I believe every household should have a solar oven of some sort, even DIY, since it requires no fuel to cook and sterilize water.


5 thoughts on “A Review of the Solavore Sport Solar Oven”


    When we bought ours over 10 years ago they were SOS (Solar Sport Oven) also from the Minneapolis area.

    We use this oven heavily throughout the spring, summer, and fall. Beings in a northern state the winter has not be good for us to use it – but that’s okay we have a wood stove to use.

    We do the majority (almost everyday) of our spring, summer, and fall cooking and baking with this oven. We love how tender the meat gets – even old tough roosters.

    Our only downfall with this oven is leaving the food in too long due to doing projects or forgetting it. It is so easy to put the food in the morning and go to work and come home to eat. And it doesn’t heat up the house – which I really love.

    We did have an issue with our clear lid cracking around the edges. The company told us that it was from using the reflector too much (we use in on semi cloudy days and cooler days to get the heat up not when it is hot out or full sun). We ordered a new lid a few years ago, but it is still in the box, as the original one is still going cracks and all.

    We our solar oven for more than cooking food.

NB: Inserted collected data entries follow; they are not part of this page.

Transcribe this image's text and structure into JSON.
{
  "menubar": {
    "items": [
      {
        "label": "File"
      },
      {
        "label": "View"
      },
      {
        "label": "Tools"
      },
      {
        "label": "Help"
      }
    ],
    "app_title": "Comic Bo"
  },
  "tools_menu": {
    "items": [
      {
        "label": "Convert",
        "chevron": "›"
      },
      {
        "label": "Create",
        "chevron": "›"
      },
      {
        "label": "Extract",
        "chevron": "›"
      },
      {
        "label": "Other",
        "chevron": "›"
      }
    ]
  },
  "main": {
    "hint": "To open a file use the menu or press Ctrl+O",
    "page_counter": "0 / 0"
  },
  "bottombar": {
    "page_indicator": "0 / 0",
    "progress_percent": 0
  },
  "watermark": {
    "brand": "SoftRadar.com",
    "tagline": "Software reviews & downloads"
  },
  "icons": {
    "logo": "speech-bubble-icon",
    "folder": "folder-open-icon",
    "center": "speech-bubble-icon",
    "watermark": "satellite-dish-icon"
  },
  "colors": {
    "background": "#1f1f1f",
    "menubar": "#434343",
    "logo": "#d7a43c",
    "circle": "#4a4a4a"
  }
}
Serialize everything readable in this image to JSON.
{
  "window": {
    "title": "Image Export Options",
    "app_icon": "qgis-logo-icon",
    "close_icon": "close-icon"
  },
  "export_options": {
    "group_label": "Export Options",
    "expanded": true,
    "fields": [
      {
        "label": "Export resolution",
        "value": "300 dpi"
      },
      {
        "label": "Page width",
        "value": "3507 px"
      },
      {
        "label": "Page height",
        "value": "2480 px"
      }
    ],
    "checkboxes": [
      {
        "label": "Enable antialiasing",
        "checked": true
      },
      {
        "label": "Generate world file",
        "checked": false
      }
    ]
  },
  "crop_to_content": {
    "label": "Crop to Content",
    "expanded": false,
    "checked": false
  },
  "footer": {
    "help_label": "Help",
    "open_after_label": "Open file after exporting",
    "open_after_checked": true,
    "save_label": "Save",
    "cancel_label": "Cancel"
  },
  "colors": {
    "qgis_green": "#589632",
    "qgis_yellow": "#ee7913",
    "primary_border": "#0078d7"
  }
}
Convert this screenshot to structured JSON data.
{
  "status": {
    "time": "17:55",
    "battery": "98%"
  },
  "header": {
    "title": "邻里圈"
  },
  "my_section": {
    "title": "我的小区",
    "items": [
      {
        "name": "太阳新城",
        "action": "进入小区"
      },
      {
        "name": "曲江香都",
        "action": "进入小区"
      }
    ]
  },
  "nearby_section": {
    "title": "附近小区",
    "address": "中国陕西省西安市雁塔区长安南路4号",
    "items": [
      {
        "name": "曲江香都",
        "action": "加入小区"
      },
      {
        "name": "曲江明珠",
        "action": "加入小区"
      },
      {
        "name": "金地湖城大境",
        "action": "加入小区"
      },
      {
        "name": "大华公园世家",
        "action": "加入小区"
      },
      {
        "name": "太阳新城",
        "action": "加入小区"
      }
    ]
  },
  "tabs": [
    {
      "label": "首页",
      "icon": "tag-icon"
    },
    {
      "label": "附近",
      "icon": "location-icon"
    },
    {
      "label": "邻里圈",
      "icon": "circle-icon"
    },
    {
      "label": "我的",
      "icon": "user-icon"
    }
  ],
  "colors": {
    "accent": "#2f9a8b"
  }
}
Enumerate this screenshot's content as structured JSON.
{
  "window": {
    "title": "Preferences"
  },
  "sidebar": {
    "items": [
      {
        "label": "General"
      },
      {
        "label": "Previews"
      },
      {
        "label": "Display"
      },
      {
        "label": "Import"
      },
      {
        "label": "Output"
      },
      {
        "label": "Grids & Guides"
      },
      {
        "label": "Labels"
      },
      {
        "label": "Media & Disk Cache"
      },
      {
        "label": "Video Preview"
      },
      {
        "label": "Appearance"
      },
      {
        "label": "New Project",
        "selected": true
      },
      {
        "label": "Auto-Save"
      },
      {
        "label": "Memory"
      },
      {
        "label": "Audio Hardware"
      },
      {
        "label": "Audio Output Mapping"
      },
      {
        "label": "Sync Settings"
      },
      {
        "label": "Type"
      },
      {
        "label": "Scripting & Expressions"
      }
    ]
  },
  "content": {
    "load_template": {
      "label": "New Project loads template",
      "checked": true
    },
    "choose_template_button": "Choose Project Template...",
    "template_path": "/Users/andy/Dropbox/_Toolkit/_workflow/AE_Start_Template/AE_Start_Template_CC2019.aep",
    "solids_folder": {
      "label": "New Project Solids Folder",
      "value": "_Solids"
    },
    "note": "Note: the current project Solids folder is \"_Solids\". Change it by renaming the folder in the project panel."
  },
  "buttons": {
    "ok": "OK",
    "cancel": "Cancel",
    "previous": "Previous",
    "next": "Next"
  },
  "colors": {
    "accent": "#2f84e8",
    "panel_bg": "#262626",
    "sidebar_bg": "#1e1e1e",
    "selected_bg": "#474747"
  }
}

We have used it to melt crystallize honey, melt beeswax to strain, coconut oil to fill the kitchen counter jar, make ointments (slowly cooks the herbs in their oils), heat up parts (yeah, I know for in the shop) to break apart easier, reheat leftovers (as long as you are not in a hurry), and probably more as it is always outside.

    If it rains on it… that’s okay. However, turn your oven on the side to remove water that might have gotten between the walls.

    We love ours to much and sometimes complain we need another one… well three weeks ago I saw one on craigslist about 40 miles away. Snagged it for $75.00. Yippee… happy dance… and yahoo!!! Just hope my kids don’t ask for it.

    One word of advice: Please do not put your reflector inside of the oven and leave it sit in the sun. The one we just bought – that is what happened. The reflector was a melted mess. Beings we had one at home – we used it as a pattern and the hardware from the melted one. We are in business with oven #2.

    I should say I have not used the All American Sun Oven brand oven. It has features that might be worth trying. We have often thought of buying one, but it is lower on the list than I’d like as monies are delegated elsewhere that have higher priorities. Some day tho.

    What more can I say…. we love it

    1. That is quite a positive vote for the Solavore! We’ve used the Sun Oven for many years and just got the Solavore a couple of months ago. Solar cooking is the easiest way to use solar power.

  2. Pingback: Solar Cooking Oven Reviews & Tips | Survive Buzz

  3. I have an older oven and have not had any problem with the lid. However the bottom did buckle, I’m not sure why. It still works though. The clips are difficult to use and hurt my fingers. I just use alligator clips if needed. I really like the simplicity of this oven. The others have too many gadgets and extra parts.
    On an ordinary day this oven is enough, but in a grid down or powerless situation, it would not be.